To solve the nigerian prison problem (overcrowding, imprisonment without trial), I believe that the government should look to the past. Prisoners convicted of crimes who will serve 10 years or more, and who are physically fit should be transferred to help build a prison village, on land that will be purchased in the grasslands of Nigeria. These prisoners should physically and manually build a new and huge prison complex in an isolated area. As they build, they are hosted there, and new prisoners continue to build and expand the complex. Prisoners within the prisons are put to work on simple but productive tasks, like making jeans, binding books, etc. The prison acts as a human factory.
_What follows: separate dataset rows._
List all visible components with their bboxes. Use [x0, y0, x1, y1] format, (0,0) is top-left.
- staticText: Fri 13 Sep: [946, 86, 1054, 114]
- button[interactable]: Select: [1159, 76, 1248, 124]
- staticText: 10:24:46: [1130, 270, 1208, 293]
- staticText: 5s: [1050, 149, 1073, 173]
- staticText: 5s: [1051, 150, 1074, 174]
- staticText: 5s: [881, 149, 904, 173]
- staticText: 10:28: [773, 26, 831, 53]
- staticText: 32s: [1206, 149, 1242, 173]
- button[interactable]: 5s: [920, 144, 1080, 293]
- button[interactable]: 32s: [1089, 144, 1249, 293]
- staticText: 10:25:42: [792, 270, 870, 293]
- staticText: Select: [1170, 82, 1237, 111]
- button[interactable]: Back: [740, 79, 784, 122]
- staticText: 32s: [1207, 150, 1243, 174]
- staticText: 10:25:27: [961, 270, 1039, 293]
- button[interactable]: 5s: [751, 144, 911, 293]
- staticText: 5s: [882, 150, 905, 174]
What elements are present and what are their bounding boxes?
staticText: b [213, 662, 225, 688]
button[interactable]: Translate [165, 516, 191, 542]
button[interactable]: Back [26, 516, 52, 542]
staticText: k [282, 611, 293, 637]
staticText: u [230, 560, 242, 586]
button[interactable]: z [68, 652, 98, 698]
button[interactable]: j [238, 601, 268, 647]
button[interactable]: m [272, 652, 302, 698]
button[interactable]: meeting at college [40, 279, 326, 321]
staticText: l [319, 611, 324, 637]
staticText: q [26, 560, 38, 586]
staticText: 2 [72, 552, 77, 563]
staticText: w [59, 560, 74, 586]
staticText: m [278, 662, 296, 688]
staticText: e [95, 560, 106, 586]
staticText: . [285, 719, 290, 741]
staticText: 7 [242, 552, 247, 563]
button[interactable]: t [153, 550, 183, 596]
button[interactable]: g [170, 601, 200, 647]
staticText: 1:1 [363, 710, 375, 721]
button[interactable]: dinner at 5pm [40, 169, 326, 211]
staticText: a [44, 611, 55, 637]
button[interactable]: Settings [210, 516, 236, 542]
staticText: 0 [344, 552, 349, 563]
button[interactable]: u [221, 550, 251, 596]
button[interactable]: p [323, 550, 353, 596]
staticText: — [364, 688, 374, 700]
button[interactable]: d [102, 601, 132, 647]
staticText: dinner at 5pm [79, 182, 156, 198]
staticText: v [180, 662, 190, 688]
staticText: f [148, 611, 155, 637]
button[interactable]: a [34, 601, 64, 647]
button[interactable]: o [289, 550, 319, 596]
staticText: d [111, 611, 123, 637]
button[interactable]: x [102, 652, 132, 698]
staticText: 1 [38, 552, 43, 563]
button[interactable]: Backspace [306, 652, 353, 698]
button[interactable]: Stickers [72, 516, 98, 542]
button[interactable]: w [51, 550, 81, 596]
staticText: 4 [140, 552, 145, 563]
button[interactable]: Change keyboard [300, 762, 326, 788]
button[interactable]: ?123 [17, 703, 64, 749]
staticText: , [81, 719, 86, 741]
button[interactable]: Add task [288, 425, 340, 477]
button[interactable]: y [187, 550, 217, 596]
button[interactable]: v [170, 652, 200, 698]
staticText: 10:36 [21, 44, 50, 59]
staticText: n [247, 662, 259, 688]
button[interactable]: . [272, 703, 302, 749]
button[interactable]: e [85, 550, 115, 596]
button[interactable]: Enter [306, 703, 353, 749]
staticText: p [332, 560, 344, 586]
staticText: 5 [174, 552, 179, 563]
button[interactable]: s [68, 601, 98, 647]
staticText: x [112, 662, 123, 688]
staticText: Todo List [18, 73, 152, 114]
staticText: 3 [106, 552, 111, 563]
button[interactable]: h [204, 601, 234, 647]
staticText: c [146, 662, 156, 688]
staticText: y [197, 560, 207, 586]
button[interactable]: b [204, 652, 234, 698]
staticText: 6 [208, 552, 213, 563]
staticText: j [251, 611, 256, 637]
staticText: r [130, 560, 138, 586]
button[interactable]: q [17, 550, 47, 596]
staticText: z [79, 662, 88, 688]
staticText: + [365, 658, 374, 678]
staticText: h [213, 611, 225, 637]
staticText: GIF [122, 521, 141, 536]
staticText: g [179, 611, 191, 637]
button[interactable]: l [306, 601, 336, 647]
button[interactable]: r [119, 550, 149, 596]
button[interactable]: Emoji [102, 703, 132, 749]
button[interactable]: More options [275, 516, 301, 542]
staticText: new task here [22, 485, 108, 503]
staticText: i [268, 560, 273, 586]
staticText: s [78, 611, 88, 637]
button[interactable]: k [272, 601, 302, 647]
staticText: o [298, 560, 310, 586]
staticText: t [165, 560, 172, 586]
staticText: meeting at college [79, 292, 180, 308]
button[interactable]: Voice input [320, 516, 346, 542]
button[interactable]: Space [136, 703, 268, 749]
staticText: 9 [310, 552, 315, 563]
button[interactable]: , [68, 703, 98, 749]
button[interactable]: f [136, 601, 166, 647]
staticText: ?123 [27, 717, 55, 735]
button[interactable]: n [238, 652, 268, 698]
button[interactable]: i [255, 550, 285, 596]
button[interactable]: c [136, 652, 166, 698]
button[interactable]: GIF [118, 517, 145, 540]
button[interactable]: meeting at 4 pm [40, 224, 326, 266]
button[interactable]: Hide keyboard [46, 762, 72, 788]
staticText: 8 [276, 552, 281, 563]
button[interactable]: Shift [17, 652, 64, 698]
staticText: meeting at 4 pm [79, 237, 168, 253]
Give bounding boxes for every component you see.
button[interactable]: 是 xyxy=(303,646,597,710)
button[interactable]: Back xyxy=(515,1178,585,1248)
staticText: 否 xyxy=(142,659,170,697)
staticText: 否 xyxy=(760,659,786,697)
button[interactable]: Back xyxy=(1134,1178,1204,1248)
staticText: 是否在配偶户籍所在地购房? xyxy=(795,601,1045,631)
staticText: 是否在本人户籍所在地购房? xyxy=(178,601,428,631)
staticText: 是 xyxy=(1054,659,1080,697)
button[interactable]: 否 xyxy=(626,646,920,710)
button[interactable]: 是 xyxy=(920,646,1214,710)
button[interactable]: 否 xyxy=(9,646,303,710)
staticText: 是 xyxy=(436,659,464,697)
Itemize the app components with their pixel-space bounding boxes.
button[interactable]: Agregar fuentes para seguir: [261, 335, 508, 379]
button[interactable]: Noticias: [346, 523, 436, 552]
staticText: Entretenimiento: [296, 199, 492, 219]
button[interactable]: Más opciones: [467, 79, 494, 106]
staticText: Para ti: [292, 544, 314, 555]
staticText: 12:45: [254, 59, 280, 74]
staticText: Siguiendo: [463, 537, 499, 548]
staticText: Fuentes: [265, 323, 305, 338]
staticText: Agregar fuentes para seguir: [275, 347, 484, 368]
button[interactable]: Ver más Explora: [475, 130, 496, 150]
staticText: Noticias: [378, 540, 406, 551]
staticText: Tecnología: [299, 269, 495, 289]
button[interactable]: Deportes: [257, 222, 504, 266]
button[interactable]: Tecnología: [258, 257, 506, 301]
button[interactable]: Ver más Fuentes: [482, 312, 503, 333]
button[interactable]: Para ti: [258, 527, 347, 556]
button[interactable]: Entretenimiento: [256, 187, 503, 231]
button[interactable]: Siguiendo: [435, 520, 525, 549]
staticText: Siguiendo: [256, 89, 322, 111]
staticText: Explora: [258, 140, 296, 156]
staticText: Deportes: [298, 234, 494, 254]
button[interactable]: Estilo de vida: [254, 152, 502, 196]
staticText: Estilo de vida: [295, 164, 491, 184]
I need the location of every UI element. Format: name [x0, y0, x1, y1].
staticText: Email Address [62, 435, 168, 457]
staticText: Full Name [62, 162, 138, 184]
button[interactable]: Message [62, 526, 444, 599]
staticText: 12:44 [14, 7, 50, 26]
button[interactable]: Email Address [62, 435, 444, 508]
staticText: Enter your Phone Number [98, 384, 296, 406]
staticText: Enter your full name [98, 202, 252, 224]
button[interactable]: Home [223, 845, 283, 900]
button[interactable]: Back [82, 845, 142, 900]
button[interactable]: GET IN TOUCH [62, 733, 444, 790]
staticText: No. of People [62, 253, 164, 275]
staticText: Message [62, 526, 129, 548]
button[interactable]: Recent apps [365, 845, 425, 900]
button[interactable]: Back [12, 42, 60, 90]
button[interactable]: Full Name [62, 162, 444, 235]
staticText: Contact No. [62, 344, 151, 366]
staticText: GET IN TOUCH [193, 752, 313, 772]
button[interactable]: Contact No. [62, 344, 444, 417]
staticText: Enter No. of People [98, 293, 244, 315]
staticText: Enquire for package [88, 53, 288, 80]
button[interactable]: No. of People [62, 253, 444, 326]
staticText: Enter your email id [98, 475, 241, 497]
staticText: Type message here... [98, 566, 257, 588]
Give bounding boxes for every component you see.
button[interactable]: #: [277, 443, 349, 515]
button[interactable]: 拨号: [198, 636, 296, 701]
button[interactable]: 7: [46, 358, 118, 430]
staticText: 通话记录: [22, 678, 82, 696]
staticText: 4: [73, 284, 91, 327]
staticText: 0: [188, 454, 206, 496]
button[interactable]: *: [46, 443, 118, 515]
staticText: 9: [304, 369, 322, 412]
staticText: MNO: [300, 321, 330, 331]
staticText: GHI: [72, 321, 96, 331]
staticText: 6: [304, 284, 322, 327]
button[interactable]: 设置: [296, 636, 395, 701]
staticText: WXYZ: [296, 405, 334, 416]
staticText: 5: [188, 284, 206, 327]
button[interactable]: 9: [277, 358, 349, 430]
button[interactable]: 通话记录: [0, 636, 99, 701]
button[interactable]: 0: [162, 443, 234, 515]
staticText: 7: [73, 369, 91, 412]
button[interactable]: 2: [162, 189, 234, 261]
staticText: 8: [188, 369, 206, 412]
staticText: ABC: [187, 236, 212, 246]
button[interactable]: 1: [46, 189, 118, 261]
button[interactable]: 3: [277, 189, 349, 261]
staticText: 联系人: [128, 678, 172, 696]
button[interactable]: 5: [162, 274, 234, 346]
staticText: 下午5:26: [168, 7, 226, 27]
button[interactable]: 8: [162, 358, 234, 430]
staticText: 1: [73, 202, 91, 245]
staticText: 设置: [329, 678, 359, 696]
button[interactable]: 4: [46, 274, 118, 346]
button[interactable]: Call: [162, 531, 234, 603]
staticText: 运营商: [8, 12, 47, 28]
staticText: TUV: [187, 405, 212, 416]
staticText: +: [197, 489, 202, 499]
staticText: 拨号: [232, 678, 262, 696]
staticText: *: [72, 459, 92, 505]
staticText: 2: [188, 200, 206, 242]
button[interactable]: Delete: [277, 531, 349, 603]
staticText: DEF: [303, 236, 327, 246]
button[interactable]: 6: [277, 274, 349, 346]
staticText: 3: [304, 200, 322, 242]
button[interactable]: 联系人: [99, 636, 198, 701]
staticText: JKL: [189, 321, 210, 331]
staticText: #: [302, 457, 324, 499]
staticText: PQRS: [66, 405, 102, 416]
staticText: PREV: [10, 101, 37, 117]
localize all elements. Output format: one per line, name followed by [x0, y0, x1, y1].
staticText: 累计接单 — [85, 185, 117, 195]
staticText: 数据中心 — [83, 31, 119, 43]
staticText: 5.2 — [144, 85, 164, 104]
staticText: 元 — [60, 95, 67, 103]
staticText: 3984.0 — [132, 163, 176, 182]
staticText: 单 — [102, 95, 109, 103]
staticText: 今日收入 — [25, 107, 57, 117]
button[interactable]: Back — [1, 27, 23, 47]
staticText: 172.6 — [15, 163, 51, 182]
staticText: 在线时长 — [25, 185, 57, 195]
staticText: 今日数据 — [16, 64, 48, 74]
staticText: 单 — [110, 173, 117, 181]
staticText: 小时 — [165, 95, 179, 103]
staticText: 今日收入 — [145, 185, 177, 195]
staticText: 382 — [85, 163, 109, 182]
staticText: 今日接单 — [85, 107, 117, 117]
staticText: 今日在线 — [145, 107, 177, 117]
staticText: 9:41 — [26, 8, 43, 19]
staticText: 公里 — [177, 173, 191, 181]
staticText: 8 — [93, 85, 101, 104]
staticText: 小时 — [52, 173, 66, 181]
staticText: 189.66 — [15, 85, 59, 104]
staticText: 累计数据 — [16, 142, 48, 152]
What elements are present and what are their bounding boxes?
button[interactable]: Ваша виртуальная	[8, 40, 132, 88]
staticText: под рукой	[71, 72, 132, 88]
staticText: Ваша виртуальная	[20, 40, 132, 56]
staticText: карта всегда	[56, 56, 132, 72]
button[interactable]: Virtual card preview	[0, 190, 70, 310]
The area should be dotted with many different and separate prisons, and everyday the prisoners go out and build new prisons. In the same area, there would be a heavy security presence to prevent break-outs, and also several court of appeals, as well as hotel hosting for civilian and NGOs that want to address the issues of people wrongly imprisoned. Prison records should be possible and checkable. When people have faith that criminals stay in prison, they are more likely to deliver them to the police.

There will also be rehabilitation centers built in the same area (these are to be private), that should help train newly released prisoners. Overtime, a new town should develop beside the prison complex that should pull in many of the ex-cons, and give them an alternative to going back to their old haunts and their old activities.